Es ist ein langer Bericht, eigentlich müsste er hier das Gegengift zum Vergessenstrank bekommen, aber hier genügt der Regie eine Geste und die Erinnerung kommt wieder. Und jetzt ist aber der Heldentenor gefragt und selbst ein solcher hat sein liebe Not mit mit den letzten schweren Phrasen bis er endlich sterbend hinsinken darf.
Hier aber wird Siegfried ausgeschaltet, eine Playmobil-Figur, zieht sich in den Chor-Pulk zurück - kein Aufbahren der Leiche.
Der Trauermarsch, eine erschütternder Klagechor von den Nationalsozialisten missbraucht wie 'Les Préludes' von Franz Liszt - verursacht immer wieder eine Gänsehaut und das Orchester kann ohne Rücksicht auf Sänger alle Kräfte zeigen.

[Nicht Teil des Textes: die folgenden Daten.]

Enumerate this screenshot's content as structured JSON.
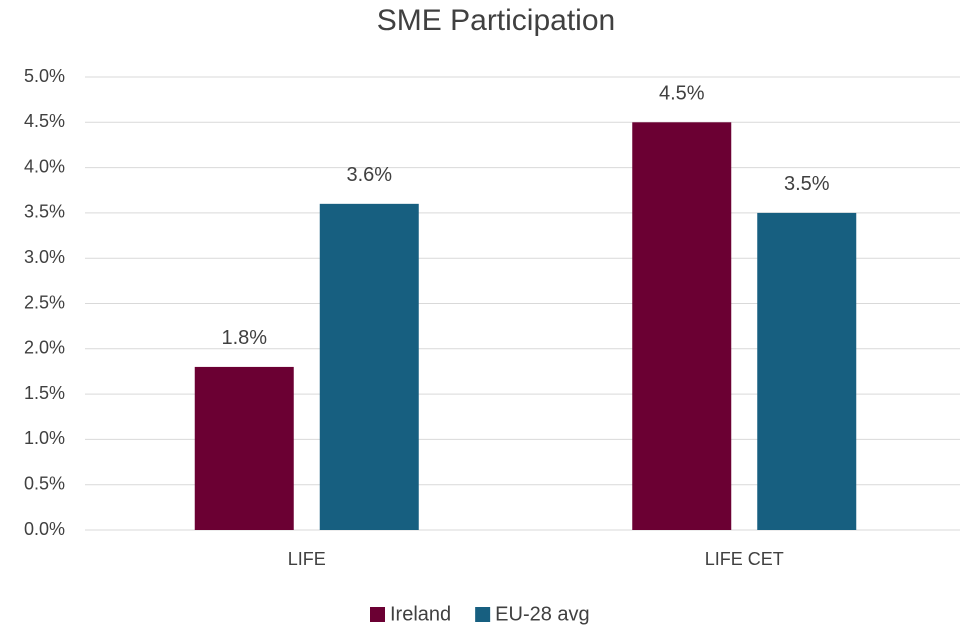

Gutrunchen irrt suchend umher, die Geschwister streiten, Hagen rechtfertigt seinen Mord an Siegfried, ersticht Gunther, der gemäß Regie erstarrt stehen bleibt - wieder eine ausgeschaltete Puppe.
Der Raum weitet sich für den Chor, ein gläserner Kasten mit einem weiß gekleideten Kind, den goldenen Reif am Arm schwebt herab und Brünnhilde beginnt ihren Schlussgesang.
Alle Hubpodien haben viel zu tun, alle Zeichen und Symbole werden projiziert, der Knabe steigt aus den Glaskasten, die Rheintöchter fahren hinauf, Hagen hinunter, aber bei alle dem singt Jordanka Derilova mit höchstem Können und perfekter Krafteinteilung wunderbar leuchtende Töne bis zum Schluss - Bravissima!
Der Vorhang schließ sich, das Knäblein läuft suchend umher, aha - die ganze Sache beginnt von vorn, ein Weltenzyklus endet, ein neuer beginnt.
Nach kurzem Atemholen jubelt das Publikum, Sänger, Chor, Orchester, Dirigent, Technik werden gefeiert.
Wir 22 RWV-Hannover-Mitglieder sind aufgeregt über das Gehörte und vor allem Gesehene, essen, trinken und diskutieren bis Mitternacht und einige zeitlich darüber hinaus.
So darf man sich ein lebendiges Vereinsleben vorstellen.